Saks' latest trading numbers were so bad they make Macy's look ebullient. Sales in stores open at least a year tumbled 23 per cent in January, 15 per cent in the last quarter of the year and more than 6 per cent for the year as a whole.
"Whichever way you look at it, this sector is an absolute train wreck," said Howard Davidowitz, chairman of Davidowitz & Associates, a national retail advisory and investment banking outfit.
Davidowitz says Macy's is in a particularly precarious position since it "doubled down" and merged with its rival May in 2005, just months before the consumer downturn began to emerge. "Macy's bought the Titanic in an already wrecked sector," he added.
Barneys thought it had found an owner with pockets deep enough to see it through the downturn in 2007 when Istithmar, the investment arm of the Dubai Government, shelled out US$950 million ($1.8 billion) for the luxury store chain. But Istithmar, which has been hit hard by slumping oil prices, the credit crunch and the global property downturn, is said to be hawking its retail jewel around town.

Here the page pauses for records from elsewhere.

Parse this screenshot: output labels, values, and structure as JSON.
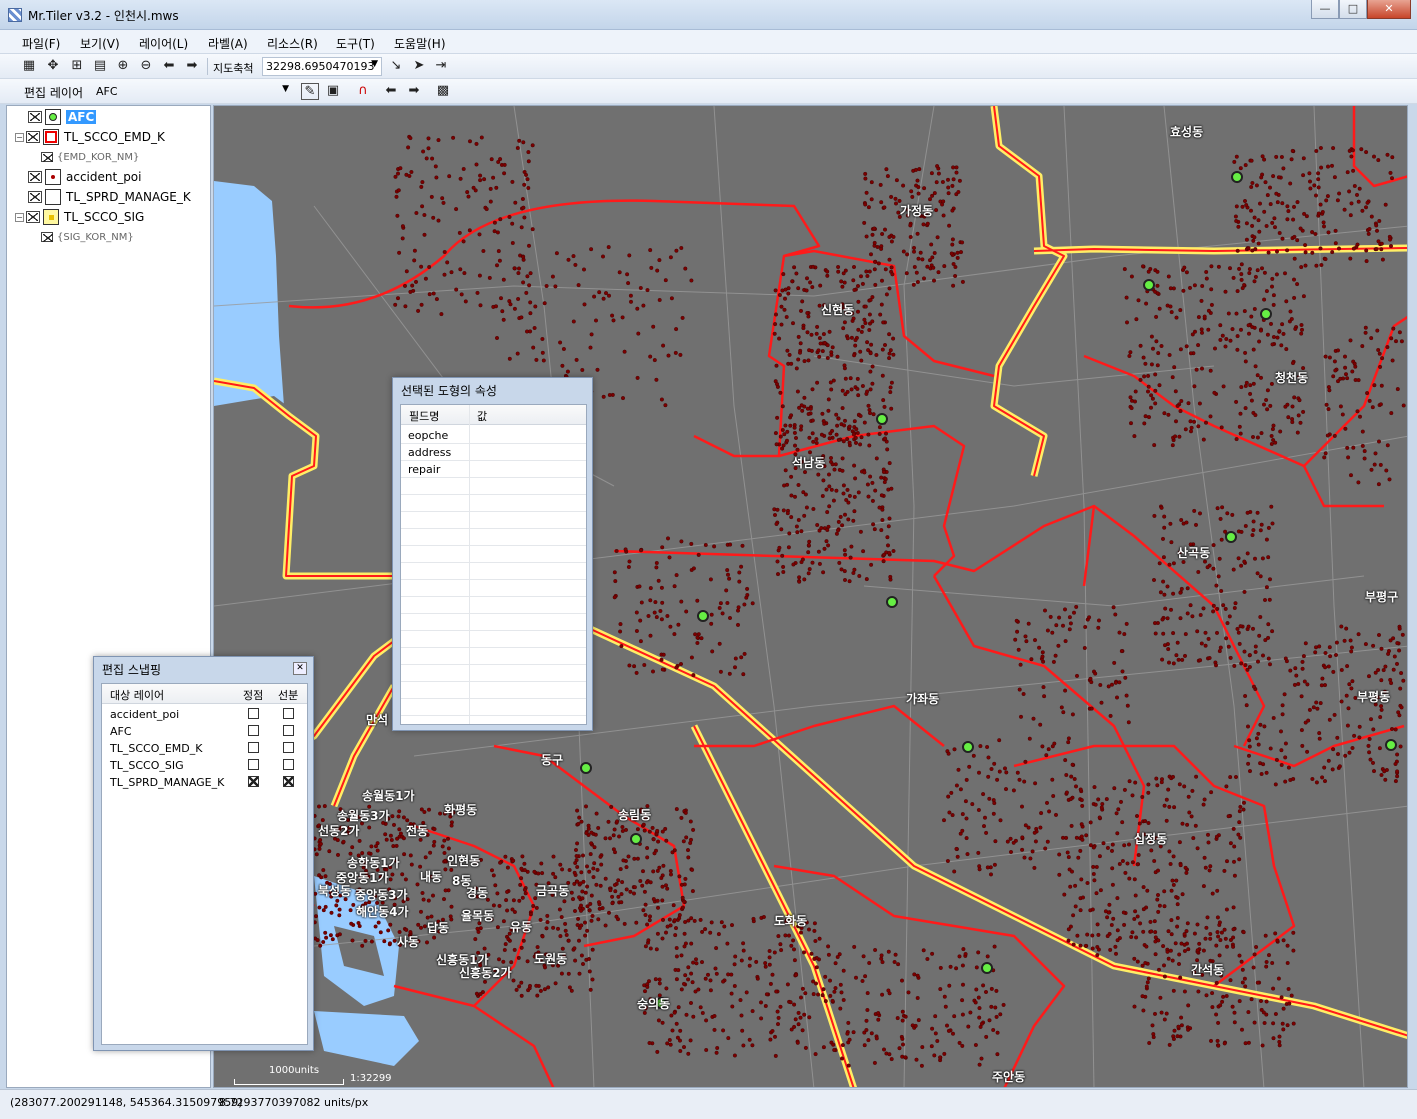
{
  "window": {
    "title": "Mr.Tiler v3.2 - 인천시.mws",
    "buttons": [
      "minimize",
      "maximize",
      "close"
    ]
  },
  "menu": [
    "파일(F)",
    "보기(V)",
    "레이어(L)",
    "라벨(A)",
    "리소스(R)",
    "도구(T)",
    "도움말(H)"
  ],
  "toolbar1": {
    "scale_label": "지도축척",
    "scale_value": "32298.6950470193",
    "icons": [
      "select-extent-icon",
      "pan-icon",
      "grid-icon",
      "table-icon",
      "zoom-in-icon",
      "zoom-out-icon",
      "back-icon",
      "forward-icon"
    ]
  },
  "toolbar2": {
    "edit_layer_label": "편집 레이어",
    "edit_layer_value": "AFC"
  },
  "layers": [
    {
      "name": "AFC",
      "selected": true,
      "symbol": "green-point"
    },
    {
      "name": "TL_SCCO_EMD_K",
      "symbol": "red-polygon",
      "expanded": true,
      "sublabel": "{EMD_KOR_NM}"
    },
    {
      "name": "accident_poi",
      "symbol": "red-point"
    },
    {
      "name": "TL_SPRD_MANAGE_K",
      "symbol": "empty"
    },
    {
      "name": "TL_SCCO_SIG",
      "symbol": "yellow-polygon",
      "expanded": true,
      "sublabel": "{SIG_KOR_NM}"
    }
  ],
  "map": {
    "labels": [
      "효성동",
      "가정동",
      "신현동",
      "청천동",
      "석남동",
      "산곡동",
      "부평구",
      "가좌동",
      "부평동",
      "송림동",
      "십정동",
      "도화동",
      "간석동",
      "숭의동",
      "주안동",
      "만석",
      "동구",
      "송월동1가",
      "송월동3가",
      "화평동",
      "선동2가",
      "전동",
      "송학동1가",
      "인현동",
      "중앙동1가",
      "내동",
      "8동",
      "중앙동3가",
      "경동",
      "해안동4가",
      "금곡동",
      "북성동",
      "답동",
      "율목동",
      "유동",
      "사동",
      "신흥동1가",
      "신흥동2가",
      "도원동"
    ],
    "scale_bar_label": "1000units",
    "scale_ratio": "1:32299"
  },
  "attr_dialog": {
    "title": "선택된 도형의 속성",
    "columns": [
      "필드명",
      "값"
    ],
    "rows": [
      {
        "field": "eopche",
        "value": ""
      },
      {
        "field": "address",
        "value": ""
      },
      {
        "field": "repair",
        "value": ""
      }
    ]
  },
  "snap_dialog": {
    "title": "편집 스냅핑",
    "columns": [
      "대상 레이어",
      "정점",
      "선분"
    ],
    "rows": [
      {
        "layer": "accident_poi",
        "vertex": false,
        "segment": false
      },
      {
        "layer": "AFC",
        "vertex": false,
        "segment": false
      },
      {
        "layer": "TL_SCCO_EMD_K",
        "vertex": false,
        "segment": false
      },
      {
        "layer": "TL_SCCO_SIG",
        "vertex": false,
        "segment": false
      },
      {
        "layer": "TL_SPRD_MANAGE_K",
        "vertex": true,
        "segment": true
      }
    ]
  },
  "status": {
    "coords": "(283077.200291148, 545364.315097959)",
    "resolution": "8.7293770397082 units/px"
  },
  "colors": {
    "map_bg": "#707070",
    "boundary_red": "#ff1a1a",
    "sig_yellow": "#ffee66",
    "afc_green": "#66ee44",
    "poi_dark_red": "#7a0000",
    "water": "#99ccff"
  }
}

The scramble in Washington to formulate a US$1 trillion economic stimulus package to help America's dying consumer economy is unlikely to do enough to save countless retail bankruptcies in the next year.
The National Retail Federation wants a suspension of sales tax to get people back into the shops.
The reality is, however, that neither solution is likely to work while Americans are losing jobs at a rate of 500,000 a month.
"The American living standard will never be the same again," Davidowitz said. "And that means these luxury retailers have to change or die. This is the end of an era that has been a long time coming."